It’s been a busy and difficult week. Gabby has opened both eyes and even given her husband, Mark Kelly, a back rub or a neck rub, depending on whether you believe the New York Times or the Arizona Daily Star. Me, I’ll always go for the NYT. Either way, good news indeed.
I’ve written a tame Arizona Jewish Post editorial — condemning ammunition that sprays 33 shots and questioning the prevalence of guns — including photos that I took this past week. Not bad either. I’m proud of my work. Not only did I write the editorial on MLK day, which I had off, I gave a talk on “A Life of Words” to a group of retirees last night. Went to work today after oversleeping — must have overused my brain yesterday.

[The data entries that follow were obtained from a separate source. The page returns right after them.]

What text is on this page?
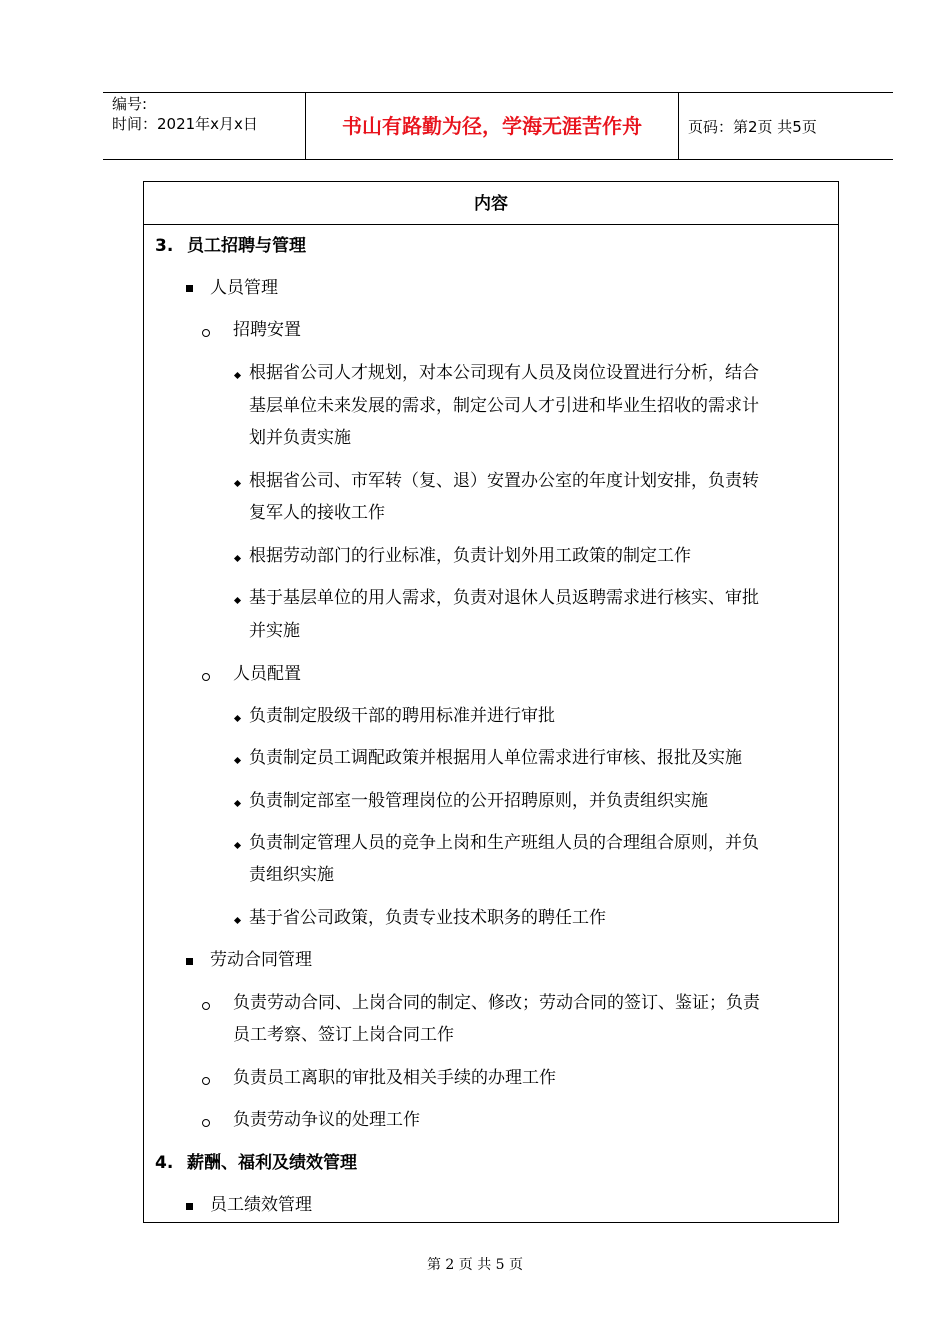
编号:
时间：2021年x月x日	书山有路勤为径，学海无涯苦作舟	页码：第2页 共5页
内容
3. 员工招聘与管理
人员管理
招聘安置
根据省公司人才规划，对本公司现有人员及岗位设置进行分析，结合
基层单位未来发展的需求，制定公司人才引进和毕业生招收的需求计
划并负责实施
根据省公司、市军转（复、退）安置办公室的年度计划安排，负责转
复军人的接收工作
根据劳动部门的行业标准，负责计划外用工政策的制定工作
基于基层单位的用人需求，负责对退休人员返聘需求进行核实、审批
并实施
人员配置
负责制定股级干部的聘用标准并进行审批
负责制定员工调配政策并根据用人单位需求进行审核、报批及实施
负责制定部室一般管理岗位的公开招聘原则，并负责组织实施
负责制定管理人员的竞争上岗和生产班组人员的合理组合原则，并负
责组织实施
基于省公司政策，负责专业技术职务的聘任工作
劳动合同管理
负责劳动合同、上岗合同的制定、修改；劳动合同的签订、鉴证；负责
员工考察、签订上岗合同工作
负责员工离职的审批及相关手续的办理工作
负责劳动争议的处理工作
4. 薪酬、福利及绩效管理
员工绩效管理
第 2 页 共 5 页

And tonight I taught my “Commitment to Remember” class with high school students and Holocaust survivors.
AND I have a new assignment that I’m excited about: I’ll be writing a piece for Publishers Weekly about the heyday of children’s bookselling in the 1990s. Former children’s bookseller friends around the country, I’ll be calling soon. You know who you are.
Yup, I’m proud. I’m also tired.
But here’s something I’m wondering about in the aftermath of the horrific shooting on Jan. 8: the language that’s become part of our daily lives. I’m not talking about all the vitriol, a good word we hardly ever heard before last week.
Just regular words. In Trader Joe’s on Sunday I noticed the sign above the fresh veggies: “Killer Veggies.” OK, it may not mean anything, and I get that “killer” means cool or terrific, but still. Then there’s the “soccer shootout.” Or the excellent website “Killing the Buddha.” What do you think?
I’m going to watch “House” and have a Trader Joe’s soy-mini ice cream sandwich. Oh, first I must watch Mark Kelly’s first interview since Gabby was shot, and find out which newspaper was correct.